Wie sind die Kunden versorgt? Was erwarten die Kunden, insbesondere die Handwerksbetriebe, für 2023?

Die Handwerker sind aufgrund von Altaufträgen noch gut ausgelastet. Weil wegen der quartalsweisen Preisanhebungen die Kalkulation aber oft nicht mehr stimmt, werden die Aufträge meist mit Tränen in den Augen abgearbeitet. Für 2023 sind die Auftragseingänge stark rückläufig.

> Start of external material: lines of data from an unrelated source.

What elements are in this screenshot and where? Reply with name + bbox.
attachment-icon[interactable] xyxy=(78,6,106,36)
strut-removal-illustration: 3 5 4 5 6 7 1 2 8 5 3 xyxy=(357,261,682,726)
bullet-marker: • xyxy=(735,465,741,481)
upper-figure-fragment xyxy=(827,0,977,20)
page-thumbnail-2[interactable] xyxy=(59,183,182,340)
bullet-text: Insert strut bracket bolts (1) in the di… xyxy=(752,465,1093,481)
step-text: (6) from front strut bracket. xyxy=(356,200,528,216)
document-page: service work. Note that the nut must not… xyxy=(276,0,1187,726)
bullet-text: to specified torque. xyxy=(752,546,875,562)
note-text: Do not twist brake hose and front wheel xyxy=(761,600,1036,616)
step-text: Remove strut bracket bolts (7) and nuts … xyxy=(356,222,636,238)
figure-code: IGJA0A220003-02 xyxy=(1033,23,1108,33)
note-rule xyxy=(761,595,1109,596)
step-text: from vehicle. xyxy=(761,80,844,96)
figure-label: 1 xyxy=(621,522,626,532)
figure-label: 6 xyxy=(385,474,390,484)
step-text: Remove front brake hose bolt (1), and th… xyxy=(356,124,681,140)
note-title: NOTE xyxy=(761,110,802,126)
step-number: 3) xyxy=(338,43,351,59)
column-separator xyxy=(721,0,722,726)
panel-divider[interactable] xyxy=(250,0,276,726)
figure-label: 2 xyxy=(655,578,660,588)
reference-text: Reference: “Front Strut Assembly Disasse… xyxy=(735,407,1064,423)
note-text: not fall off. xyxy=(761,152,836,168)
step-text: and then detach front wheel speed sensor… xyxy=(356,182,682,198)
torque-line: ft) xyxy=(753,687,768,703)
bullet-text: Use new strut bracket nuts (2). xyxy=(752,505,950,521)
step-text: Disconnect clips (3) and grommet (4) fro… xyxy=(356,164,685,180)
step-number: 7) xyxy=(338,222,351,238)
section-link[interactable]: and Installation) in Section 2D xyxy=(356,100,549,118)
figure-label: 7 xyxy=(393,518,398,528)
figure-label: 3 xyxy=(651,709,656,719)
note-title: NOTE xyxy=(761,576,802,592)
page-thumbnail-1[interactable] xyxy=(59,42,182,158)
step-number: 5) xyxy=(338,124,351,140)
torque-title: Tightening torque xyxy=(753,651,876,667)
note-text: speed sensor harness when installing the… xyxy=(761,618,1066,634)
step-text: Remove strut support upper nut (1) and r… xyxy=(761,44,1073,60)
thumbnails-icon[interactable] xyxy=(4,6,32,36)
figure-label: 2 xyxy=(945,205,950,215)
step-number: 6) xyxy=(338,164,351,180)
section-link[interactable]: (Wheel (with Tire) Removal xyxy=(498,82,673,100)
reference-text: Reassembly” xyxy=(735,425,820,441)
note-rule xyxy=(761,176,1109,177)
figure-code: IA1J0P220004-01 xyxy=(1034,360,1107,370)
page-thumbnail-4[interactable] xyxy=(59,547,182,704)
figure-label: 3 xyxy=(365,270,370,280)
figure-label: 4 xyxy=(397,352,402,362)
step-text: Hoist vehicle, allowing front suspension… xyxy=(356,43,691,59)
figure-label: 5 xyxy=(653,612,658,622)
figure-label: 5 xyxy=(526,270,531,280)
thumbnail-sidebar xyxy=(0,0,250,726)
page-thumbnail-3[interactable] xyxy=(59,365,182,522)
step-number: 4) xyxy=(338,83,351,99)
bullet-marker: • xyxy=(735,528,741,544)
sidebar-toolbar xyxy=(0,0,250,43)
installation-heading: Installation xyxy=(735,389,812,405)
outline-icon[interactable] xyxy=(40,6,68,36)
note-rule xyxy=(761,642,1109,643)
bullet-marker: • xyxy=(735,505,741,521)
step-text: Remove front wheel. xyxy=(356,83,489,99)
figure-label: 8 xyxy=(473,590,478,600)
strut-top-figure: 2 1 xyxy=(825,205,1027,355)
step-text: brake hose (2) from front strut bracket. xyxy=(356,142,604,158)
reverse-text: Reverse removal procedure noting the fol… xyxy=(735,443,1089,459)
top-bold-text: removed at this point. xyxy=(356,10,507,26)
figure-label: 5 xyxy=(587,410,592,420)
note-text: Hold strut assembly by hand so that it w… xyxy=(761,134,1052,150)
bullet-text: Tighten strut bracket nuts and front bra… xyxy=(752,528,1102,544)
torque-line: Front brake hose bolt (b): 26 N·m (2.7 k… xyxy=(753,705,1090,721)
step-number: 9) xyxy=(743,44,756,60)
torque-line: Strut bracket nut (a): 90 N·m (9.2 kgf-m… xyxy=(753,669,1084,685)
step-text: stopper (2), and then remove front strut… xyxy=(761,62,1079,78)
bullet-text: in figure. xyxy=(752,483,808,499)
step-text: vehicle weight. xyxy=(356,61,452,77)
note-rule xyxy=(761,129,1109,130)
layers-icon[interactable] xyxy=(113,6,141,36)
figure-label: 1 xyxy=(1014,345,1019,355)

In der Bauindustrie werden die Auftragsbestände sogar storniert. Wer ein Haus bauen wollte, kann das aufgrund der Zinserhöhung oft nicht mehr finanzieren. Insofern werden wir sicherlich 2023 in eine Rezession reinlaufen, die sich gewaschen haben wird. Der zweite Punkt ist diese Brennholzgeschichte. Im Wald werden wir langsam Kämpfe erleben: Wer kriegt wie viel Brennholz zu welchem Preis? Extrem trifft das die Buche, aber auch Randholzarten, wie Ahorn oder Kirsche, die werden heute im C-Bereich als Brennholz eingesetzt. Das treibt alles nach oben. Ich warne davor, dass wir hier einen Klopapiereffekt haben, also diesen Winter den Markt noch extrem nach oben puschen und dann im nächsten Jahr hinunterfallen.